FTSE mining giant Rio Tinto (NYSE: RIO )'s shares have seen a 19% decline from their March peak this year, primarily due to market concerns about China's economic recovery after implementing severe lockdowns as part of a zero-COVID policy. Rio Tinto's performance is closely tied to China, the top global commodities buyer since the mid-90s, and any economic fluctuations in the Asian nation significantly affect the mining company.

However, recent indicators are showing signs of economic revival in China. The third quarter data revealed an unexpected 4.9% year-on-year growth, surpassing market forecasts of 4.4%. This upturn, along with Rio Tinto's resilient core business and high dividend yield, has made the stock appealing despite potential risks such as possible hitches in China's recovery or a potential global economic downturn.

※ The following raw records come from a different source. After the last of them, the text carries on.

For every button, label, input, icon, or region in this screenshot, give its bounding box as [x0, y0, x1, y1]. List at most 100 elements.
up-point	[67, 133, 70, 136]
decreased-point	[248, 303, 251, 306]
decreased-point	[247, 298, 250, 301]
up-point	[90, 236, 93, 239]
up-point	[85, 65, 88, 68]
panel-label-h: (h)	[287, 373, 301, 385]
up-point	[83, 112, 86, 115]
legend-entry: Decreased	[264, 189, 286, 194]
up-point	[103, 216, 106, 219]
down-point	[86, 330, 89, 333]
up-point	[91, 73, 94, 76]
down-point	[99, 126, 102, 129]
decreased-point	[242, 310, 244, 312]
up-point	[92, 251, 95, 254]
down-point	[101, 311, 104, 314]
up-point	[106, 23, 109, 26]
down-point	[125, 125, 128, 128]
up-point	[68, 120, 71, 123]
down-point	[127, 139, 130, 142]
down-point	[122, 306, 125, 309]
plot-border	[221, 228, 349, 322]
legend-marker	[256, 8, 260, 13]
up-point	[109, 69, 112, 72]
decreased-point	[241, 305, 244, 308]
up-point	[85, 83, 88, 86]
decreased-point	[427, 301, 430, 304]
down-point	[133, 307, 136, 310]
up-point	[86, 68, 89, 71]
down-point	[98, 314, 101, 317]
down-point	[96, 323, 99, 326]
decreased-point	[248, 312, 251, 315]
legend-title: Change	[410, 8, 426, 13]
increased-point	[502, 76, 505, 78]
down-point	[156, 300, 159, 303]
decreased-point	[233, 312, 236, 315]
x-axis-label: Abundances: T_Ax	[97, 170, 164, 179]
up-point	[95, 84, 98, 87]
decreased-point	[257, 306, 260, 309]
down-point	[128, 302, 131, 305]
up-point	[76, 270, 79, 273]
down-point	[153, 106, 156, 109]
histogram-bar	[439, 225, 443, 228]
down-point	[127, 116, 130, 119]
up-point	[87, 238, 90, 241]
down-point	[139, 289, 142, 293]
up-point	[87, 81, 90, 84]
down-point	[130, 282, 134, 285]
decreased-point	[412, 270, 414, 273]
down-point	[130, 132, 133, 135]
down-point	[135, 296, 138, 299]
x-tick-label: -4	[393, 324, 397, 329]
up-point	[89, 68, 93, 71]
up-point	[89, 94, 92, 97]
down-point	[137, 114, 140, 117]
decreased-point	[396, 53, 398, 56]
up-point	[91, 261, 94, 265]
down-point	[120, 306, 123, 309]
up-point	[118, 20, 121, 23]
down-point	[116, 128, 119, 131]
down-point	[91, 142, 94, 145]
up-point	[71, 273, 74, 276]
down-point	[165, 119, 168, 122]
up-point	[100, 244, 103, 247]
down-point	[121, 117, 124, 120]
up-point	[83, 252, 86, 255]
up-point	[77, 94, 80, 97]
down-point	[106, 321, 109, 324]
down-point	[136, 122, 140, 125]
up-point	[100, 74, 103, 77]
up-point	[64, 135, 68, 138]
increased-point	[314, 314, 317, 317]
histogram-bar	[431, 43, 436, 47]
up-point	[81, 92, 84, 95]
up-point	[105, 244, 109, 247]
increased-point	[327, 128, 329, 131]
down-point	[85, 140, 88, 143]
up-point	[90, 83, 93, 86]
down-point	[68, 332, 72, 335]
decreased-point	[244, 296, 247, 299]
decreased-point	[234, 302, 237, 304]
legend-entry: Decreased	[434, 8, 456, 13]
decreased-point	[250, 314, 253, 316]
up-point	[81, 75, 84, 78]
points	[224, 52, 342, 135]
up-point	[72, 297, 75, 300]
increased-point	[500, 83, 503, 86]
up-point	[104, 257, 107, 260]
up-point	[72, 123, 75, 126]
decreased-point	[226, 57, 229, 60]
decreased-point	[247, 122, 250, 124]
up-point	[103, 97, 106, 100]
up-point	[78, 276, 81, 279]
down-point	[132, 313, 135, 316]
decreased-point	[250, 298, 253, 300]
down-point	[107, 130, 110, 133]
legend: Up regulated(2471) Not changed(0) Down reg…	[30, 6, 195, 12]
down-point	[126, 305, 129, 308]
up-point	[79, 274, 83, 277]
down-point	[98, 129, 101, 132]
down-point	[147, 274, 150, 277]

On Tuesday, Rio Tinto reported its Q3 production results, which showed a 1.2% increase in iron ore shipments. These shipments are crucial for China's steelmaking industry and are predicted to constitute approximately 54% of Rio’s projected revenue this year. Additionally, the production of mined copper and aluminum, essential for China’s renewable power generation and electric vehicles respectively, also saw an uptick.

Last year, Rio Tinto paid out dividends of $4.92 per share, yielding 6.9%. Based on last year's dividend at today's exchange rate and share price, the yield is 7.7%, nearly double the FTSE 100’s current average payout of 3.8%. A £10,000 investment in Rio Tinto now could potentially yield £7,700 over ten years excluding gains from dividend reinvestment or share price appreciation.

Despite disappointing H1 results this year, Rio Tinto maintains its policy of distributing 50% of underlying earnings to shareholders. This commitment is supported by the company's robust dividend cover ratios of 1.66-1.67.

In conclusion, despite the recent drop in share price, Rio Tinto's resilient core business and high dividend yield make it an attractive investment opportunity, especially with signs of China's economic recovery.